Chairman Joins Roundtable on Building Sustainable Local Economies

GLENN DALE, Md. (Nov. 8, 2019) – Credit unions should be allowed to make the most of their resources to help small businesses and local economies grow and thrive, National Credit Union Administration Chairman Rodney E. Hood said today.

“Financial institutions like credit unions provide the oxygen small businesses need when they make investments through lending,” Chairman Hood said. “To do this, we need to bring fresh thinking to the table. How can we build a regulatory system that’s effective without being excessive? How can we stimulate more commercial lending to support more growth in the small business sector?”

Chairman Hood spoke to a small-business symposium, “Banking on Your Victory,” hosted by the Reid Temple AME Church, and he participated in a round-table discussion on local economic development. The text of the Chairman’s remarks is available online here.

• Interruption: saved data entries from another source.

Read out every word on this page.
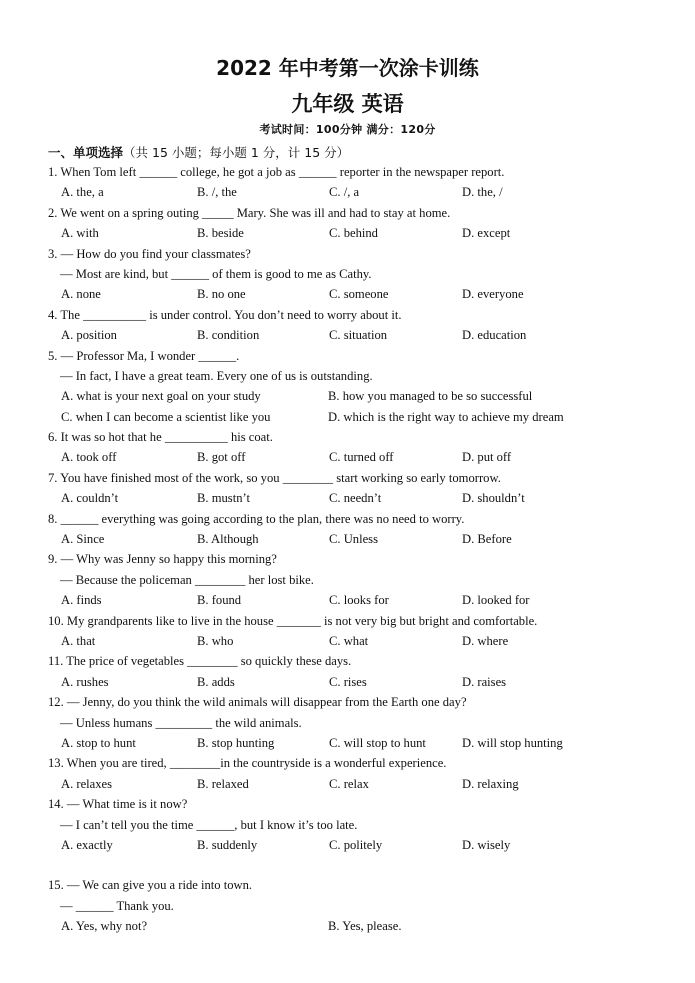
2022 年中考第一次涂卡训练
九年级 英语
考试时间：100分钟 满分：120分
一、单项选择（共 15 小题；每小题 1 分，计 15 分）
1. When Tom left ______ college, he got a job as ______ reporter in the newspaper report.
A. the, a	B. /, the	C. /, a	D. the, /
2. We went on a spring outing _____ Mary. She was ill and had to stay at home.
A. with	B. beside	C. behind	D. except
3. — How do you find your classmates?
— Most are kind, but ______ of them is good to me as Cathy.
A. none	B. no one	C. someone	D. everyone
4. The __________ is under control. You don’t need to worry about it.
A. position	B. condition	C. situation	D. education
5. — Professor Ma, I wonder ______.
— In fact, I have a great team. Every one of us is outstanding.
A. what is your next goal on your study	B. how you managed to be so successful
C. when I can become a scientist like you	D. which is the right way to achieve my dream
6. It was so hot that he __________ his coat.
A. took off	B. got off	C. turned off	D. put off
7. You have finished most of the work, so you ________ start working so early tomorrow.
A. couldn’t	B. mustn’t	C. needn’t	D. shouldn’t
8. ______ everything was going according to the plan, there was no need to worry.
A. Since	B. Although	C. Unless	D. Before
9. — Why was Jenny so happy this morning?
— Because the policeman ________ her lost bike.
A. finds	B. found	C. looks for	D. looked for
10. My grandparents like to live in the house _______ is not very big but bright and comfortable.
A. that	B. who	C. what	D. where
11. The price of vegetables ________ so quickly these days.
A. rushes	B. adds	C. rises	D. raises
12. — Jenny, do you think the wild animals will disappear from the Earth one day?
— Unless humans _________ the wild animals.
A. stop to hunt	B. stop hunting	C. will stop to hunt	D. will stop hunting
13. When you are tired, ________in the countryside is a wonderful experience.
A. relaxes	B. relaxed	C. relax	D. relaxing
14. — What time is it now?
— I can’t tell you the time ______, but I know it’s too late.
A. exactly	B. suddenly	C. politely	D. wisely
15. — We can give you a ride into town.
— ______ Thank you.
A. Yes, why not?	B. Yes, please.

Partnerships across the public and private sectors, business and non-profits, and religious and community organizations are powerful levers for community development, Hood said.

“I share the vision of community, of motivating one another to help one another,” he said. “Through the course of my career, which began as a missionary, I have believed that bringing people together to share resources, ideas, and talents is the best way to build strong, sustainable communities. Government entities can do plenty of things to help construct an environment that’s more conducive to growth, such as regulatory reforms, grants and loans, and creating opportunity zones.”

Listening to communities and hearing what they need, Hood said, is essential.

“The institutions we oversee have their fingers on the pulse of what works best in their communities,” he said. “So let’s give them the tools they need to do that.”